Implementation Challenges

Data migration complexity arises when healthcare organizations transfer existing patient lists and marketing data to new compliant automation platforms. Historical patient information must be mapped correctly to new system formats while maintaining data integrity and privacy protections. The migration process requires careful validation to ensure that all patient authorization status and communication preferences transfer accurately to the new platform. Workflow integration challenges emerge when HIPAA compliant marketing automation tools need to work seamlessly with existing healthcare operations and staff responsibilities. Healthcare organizations must redesign marketing processes to accommodate automation capabilities while ensuring that clinical staff can participate in patient communications appropriately. Change management support helps teams adapt to new workflows without disrupting patient care or administrative operations.

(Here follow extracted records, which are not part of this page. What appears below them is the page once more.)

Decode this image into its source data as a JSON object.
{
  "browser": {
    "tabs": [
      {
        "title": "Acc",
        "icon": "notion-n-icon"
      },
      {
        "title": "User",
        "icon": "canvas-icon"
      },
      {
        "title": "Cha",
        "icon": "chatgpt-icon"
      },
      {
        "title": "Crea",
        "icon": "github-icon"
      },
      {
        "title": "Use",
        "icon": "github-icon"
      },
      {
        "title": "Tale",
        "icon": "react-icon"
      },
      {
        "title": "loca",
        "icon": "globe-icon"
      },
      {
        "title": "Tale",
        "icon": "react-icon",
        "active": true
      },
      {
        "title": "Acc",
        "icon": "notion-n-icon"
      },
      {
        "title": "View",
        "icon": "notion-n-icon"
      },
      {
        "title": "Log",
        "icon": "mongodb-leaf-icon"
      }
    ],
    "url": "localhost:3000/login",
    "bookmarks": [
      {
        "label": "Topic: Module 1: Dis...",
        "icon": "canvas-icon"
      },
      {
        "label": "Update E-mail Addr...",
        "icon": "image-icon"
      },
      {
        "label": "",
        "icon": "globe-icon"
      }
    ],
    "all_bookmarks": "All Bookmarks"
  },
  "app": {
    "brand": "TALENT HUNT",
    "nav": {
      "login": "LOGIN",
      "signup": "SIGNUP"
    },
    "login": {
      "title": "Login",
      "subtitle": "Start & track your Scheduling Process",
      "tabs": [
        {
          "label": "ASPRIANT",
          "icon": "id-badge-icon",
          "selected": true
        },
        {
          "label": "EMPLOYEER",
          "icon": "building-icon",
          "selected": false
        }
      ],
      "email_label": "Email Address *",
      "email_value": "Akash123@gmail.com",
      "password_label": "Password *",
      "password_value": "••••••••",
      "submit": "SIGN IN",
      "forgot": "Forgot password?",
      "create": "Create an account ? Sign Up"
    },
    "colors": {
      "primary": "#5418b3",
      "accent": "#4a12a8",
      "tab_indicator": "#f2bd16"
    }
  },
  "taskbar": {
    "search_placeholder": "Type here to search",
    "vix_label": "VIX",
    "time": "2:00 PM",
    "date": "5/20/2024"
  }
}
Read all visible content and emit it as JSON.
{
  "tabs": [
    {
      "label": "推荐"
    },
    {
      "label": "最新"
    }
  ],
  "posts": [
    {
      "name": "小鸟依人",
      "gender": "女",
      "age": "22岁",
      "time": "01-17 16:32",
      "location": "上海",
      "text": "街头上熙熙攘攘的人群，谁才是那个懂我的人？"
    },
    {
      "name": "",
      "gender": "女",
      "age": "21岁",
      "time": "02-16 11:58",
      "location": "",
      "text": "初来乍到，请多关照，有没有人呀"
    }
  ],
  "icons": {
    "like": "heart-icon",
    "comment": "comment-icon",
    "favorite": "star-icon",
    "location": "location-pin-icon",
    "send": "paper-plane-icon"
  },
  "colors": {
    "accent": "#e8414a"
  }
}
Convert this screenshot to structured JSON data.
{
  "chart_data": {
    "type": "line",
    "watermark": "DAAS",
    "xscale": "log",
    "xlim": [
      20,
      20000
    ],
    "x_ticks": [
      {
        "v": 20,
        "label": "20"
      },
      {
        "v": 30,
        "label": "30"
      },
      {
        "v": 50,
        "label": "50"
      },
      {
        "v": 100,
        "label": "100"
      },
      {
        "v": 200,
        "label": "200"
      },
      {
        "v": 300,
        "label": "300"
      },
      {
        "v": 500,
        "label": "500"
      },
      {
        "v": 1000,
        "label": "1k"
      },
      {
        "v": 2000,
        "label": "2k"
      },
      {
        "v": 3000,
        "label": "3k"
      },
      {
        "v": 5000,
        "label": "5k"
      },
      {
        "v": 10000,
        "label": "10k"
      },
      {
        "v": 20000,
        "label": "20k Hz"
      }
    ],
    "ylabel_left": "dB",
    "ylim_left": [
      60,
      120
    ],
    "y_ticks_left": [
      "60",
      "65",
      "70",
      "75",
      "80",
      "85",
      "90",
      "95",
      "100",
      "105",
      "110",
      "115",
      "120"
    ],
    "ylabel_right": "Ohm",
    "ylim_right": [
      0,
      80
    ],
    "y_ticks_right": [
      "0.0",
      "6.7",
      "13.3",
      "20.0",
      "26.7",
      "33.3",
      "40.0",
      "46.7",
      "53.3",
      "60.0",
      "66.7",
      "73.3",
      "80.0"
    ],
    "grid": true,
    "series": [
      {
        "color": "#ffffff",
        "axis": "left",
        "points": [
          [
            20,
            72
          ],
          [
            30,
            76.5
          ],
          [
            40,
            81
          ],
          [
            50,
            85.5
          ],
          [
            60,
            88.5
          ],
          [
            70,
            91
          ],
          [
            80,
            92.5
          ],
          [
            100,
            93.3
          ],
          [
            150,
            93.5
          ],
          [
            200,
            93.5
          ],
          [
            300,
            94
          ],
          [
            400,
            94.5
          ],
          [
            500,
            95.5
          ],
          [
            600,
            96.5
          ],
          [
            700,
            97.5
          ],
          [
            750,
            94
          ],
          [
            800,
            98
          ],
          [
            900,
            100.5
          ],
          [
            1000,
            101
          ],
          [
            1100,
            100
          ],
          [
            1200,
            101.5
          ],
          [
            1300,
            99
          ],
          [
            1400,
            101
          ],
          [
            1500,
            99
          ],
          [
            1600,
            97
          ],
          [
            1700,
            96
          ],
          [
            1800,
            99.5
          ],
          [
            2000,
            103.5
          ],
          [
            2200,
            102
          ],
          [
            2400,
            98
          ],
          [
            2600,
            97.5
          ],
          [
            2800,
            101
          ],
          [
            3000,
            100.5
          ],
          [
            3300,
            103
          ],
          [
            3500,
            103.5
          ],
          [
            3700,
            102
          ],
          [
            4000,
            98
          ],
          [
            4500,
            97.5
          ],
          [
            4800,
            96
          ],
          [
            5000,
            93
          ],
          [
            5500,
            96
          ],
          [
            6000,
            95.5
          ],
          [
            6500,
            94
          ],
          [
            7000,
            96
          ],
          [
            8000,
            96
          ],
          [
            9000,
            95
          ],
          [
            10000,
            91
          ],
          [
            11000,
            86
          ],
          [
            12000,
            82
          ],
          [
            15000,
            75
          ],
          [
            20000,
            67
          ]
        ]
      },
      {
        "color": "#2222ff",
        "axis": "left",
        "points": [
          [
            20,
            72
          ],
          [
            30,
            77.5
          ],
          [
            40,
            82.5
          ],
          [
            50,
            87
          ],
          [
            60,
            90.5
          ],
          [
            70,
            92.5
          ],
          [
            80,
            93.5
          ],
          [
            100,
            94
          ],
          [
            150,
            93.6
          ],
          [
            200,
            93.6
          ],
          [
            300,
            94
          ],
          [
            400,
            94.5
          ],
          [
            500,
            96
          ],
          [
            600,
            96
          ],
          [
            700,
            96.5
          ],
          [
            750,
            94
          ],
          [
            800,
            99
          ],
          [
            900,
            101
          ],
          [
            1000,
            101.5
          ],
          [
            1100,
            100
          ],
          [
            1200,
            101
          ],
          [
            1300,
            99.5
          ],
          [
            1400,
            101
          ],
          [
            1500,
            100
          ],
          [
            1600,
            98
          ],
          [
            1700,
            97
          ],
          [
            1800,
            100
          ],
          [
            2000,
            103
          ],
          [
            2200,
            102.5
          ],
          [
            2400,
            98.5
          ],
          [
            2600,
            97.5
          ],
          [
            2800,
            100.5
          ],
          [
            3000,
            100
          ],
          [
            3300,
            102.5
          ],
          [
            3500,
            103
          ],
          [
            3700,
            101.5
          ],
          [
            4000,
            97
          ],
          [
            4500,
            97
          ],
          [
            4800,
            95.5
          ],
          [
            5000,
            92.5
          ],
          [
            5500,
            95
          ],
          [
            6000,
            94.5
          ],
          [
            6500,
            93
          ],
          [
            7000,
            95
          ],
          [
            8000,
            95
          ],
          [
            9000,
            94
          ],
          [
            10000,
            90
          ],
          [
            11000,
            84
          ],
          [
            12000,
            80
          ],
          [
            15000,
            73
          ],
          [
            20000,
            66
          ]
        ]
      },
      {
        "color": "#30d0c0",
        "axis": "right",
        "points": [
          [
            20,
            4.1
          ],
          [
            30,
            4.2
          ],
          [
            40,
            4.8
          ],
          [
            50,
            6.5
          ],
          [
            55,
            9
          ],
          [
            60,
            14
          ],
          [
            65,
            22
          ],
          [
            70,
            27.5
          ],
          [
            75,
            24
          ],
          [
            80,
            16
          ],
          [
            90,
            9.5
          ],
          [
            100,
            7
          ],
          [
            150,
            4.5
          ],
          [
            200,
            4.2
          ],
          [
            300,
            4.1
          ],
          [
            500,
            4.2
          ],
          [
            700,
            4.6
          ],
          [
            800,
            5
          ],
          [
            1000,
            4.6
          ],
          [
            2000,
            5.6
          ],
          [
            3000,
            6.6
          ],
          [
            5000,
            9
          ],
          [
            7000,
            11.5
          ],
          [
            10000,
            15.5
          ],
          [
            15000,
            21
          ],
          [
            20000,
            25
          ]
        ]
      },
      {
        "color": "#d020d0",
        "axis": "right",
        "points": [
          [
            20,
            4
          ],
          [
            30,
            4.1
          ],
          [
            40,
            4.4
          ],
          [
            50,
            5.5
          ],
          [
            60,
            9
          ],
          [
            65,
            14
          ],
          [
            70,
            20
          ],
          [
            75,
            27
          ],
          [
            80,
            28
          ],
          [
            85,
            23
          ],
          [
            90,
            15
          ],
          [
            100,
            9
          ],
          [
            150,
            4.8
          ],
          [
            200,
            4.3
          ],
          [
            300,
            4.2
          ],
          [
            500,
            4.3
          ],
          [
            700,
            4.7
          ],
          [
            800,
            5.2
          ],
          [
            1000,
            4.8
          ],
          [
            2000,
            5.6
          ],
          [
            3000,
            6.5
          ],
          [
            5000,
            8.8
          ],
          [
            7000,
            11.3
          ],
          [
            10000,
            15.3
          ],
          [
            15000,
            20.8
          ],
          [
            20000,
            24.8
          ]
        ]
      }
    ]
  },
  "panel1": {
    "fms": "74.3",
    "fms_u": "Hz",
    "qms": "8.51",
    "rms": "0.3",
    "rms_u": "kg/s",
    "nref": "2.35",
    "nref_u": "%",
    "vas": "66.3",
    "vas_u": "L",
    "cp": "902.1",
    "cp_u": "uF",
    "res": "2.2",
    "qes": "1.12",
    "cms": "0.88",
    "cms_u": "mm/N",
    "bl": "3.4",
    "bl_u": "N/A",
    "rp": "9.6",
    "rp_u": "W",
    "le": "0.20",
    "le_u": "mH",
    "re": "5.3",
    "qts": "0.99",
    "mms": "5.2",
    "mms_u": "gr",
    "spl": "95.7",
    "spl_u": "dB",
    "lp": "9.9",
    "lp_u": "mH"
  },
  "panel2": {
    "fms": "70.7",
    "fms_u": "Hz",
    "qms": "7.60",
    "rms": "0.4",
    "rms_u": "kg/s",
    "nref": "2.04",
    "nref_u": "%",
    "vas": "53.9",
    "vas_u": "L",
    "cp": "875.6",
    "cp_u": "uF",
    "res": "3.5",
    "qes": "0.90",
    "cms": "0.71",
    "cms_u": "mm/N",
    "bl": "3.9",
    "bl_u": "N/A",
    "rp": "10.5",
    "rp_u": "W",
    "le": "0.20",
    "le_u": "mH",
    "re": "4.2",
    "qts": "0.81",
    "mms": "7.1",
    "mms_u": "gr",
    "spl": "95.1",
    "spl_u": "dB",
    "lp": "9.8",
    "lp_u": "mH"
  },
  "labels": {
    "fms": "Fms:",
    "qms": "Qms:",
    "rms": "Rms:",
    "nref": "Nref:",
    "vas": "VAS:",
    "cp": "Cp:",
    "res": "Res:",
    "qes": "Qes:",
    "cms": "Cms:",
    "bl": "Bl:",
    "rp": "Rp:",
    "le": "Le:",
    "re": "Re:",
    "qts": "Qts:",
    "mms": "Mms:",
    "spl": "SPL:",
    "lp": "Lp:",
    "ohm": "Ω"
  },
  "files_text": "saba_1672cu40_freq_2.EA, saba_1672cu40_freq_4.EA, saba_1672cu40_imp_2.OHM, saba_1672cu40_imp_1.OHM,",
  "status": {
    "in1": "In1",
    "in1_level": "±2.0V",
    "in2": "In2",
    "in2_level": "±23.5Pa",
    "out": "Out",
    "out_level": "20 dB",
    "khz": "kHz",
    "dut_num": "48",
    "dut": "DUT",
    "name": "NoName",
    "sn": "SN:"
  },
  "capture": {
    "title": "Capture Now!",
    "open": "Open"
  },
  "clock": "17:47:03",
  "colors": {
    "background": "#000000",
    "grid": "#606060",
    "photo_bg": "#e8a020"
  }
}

Performance optimization is necessary as marketing automation systems handle large volumes of patient communications and complex segmentation rules. Healthcare organizations need platforms that maintain responsiveness under peak usage while processing sophisticated targeting criteria based on patient demographics, treatment history, or health status. Monitoring tools help organizations identify performance bottlenecks and optimize system configurations for their specific usage patterns.